To diagnose MPS II, mucopolysaccharides are usually first measured in urine, followed by measurement of enzyme activity in blood. Increased heparan sulphate and dermatan sulphate in urine, and a decrease in the activity of 2-sulphatase enzyme in blood, is usually consistent with a diagnosis of MPS II. To confirm the urine and blood results, it is useful to measure enzyme activity in a small piece of skin.
Diagnosis by mutation testing may also be possible. Mutations are mistakes in the genetic information (DNA) that is inherited by an affected child from their parents. In MPS II, the mutations are present in the gene that codes for 2-sulphatase and lead to a defect in its production. If the disease-causing mutations are found (which is not always possible to achieve) testing future pregnancies or other family members may be simplified. Mutation testing can be done using either blood or skin.
It is generally agreed that a comprehensive medical and supportive care plan should be started as early as possible after diagnosis to promote the best quality of life.

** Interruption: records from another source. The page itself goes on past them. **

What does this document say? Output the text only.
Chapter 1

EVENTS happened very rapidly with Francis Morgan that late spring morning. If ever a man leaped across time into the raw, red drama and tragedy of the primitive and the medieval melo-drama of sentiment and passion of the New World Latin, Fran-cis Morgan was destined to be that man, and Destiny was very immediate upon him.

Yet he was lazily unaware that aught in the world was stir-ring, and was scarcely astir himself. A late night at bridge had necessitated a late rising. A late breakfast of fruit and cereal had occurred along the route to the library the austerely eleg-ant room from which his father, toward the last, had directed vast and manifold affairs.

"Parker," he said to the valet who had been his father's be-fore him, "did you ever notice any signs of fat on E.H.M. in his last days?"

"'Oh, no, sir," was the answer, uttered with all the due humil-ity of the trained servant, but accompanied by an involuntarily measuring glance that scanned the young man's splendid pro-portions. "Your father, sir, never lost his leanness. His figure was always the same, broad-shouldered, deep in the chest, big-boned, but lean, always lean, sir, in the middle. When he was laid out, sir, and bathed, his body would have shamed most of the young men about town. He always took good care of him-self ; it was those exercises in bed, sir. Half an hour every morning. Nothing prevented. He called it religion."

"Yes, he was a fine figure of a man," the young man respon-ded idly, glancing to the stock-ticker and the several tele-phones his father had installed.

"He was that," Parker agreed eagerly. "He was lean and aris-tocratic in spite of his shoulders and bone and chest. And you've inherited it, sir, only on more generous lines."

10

Testing a fetus for an inherited condition whilst it is still in the womb is called prenatal testing and can be performed if there is a family history of the condition.
Prenatal testing is usually done within the first three months of pregnancy. If you are a carrier for MPS II and wish to consider prenatal testing, it is important to discuss it with your doctor, a geneticist or genetic counsellor prior to or during the very early stages of pregnancy.

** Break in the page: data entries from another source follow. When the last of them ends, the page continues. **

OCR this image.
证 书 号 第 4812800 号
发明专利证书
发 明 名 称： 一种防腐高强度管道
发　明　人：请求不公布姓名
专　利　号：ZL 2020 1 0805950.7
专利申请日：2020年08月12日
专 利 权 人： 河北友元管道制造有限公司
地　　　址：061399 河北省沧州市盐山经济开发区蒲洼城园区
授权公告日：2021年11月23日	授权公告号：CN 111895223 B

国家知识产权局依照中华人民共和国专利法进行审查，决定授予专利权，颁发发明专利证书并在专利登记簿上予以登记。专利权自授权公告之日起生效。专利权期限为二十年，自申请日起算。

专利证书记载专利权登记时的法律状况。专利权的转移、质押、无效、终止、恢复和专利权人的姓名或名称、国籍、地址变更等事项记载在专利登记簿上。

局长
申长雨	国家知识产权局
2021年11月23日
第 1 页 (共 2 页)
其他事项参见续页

In common with other MPS disorders, MPS II is progressive, meaning that the symptoms worsen with time.
The biological processes that determine the age at which symptoms appear and the rate at which they progress are complex and not all are clearly understood. Mucopolysaccharide storage begins as a result of mistakes (mutations) in the genetic information (DNA) that code for the production of a specific enzyme that is responsible for breaking down specific mucopolysaccharides. These mutations determine how much active enzyme can be made, which will affect how much mucopolysaccharide can be broken down in the lysosome. As a general rule, if a mutation allows more active enzyme to be made, the mucopolysaccharide can be broken down more efficiently so disease progress is likely to be slower, with less storage occurring;
if a mutation allows little or no active enzyme to be made, mucopolysaccharide break down will be much less efficient and more will remain stored, so disease progress is likely to be more rapid.

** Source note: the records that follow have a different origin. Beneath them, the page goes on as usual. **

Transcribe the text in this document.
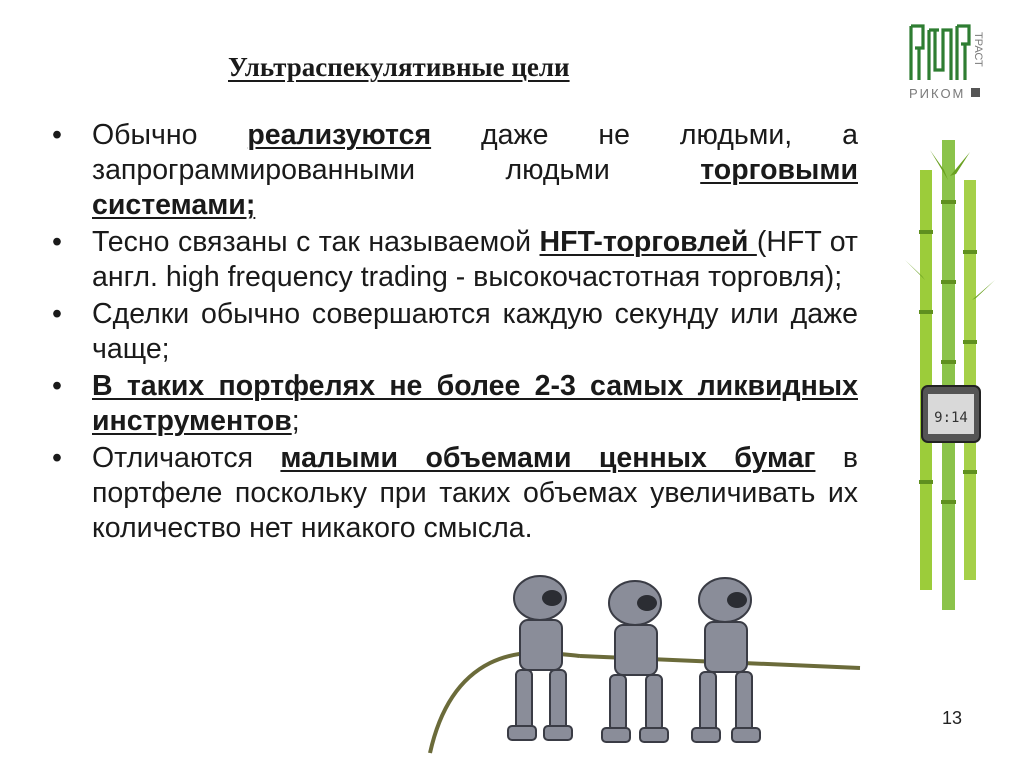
Ультраспекулятивные цели
ТРАСТ
РИКОМ
• Обычно реализуются даже не людьми, а запрограммированными людьми торговыми системами;
• Тесно связаны с так называемой HFT-торговлей (HFT от англ. high frequency trading - высокочастотная торговля);
• Сделки обычно совершаются каждую секунду или даже чаще;
• В таких портфелях не более 2-3 самых ликвидных инструментов;
• Отличаются малыми объемами ценных бумаг в портфеле поскольку при таких объемах увеличивать их количество нет никакого смысла.
9:14
13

Whilst mucopolysaccharide storage is a significant cause of symptoms it is important to understand that it is one part of a complex ‘cascade’ of changes that occur as a result of the reduction in enzyme activity: the mucopolysaccharides cannot be properly broken down in the lysosomes at the correct time and recycled; in turn, this causes abnormal changes to their function as well as to other functions of the cell. The flow-on effects of these changes significantly contribute to clinical outcome and disease progression in addition to the storage itself. Research is continuing to understand this ‘cascade’ of changes to improve diagnosis, predicting the rate of disease progression (prognosis) and treatment options.
It is difficult to be precise about life expectancy because of variation in severity and age of onset. Some individuals whose brain is affected have lived into adulthood but this is usually accompanied by a decline in their quality of life as brain function deteriorates.
If the brain is not affected, a more normal life span can be expected, but significant physical problems can develop that, without treatment, may reduce life expectancy.
MPS II does not affect fertility. Teenagers will go through puberty, although it may be delayed.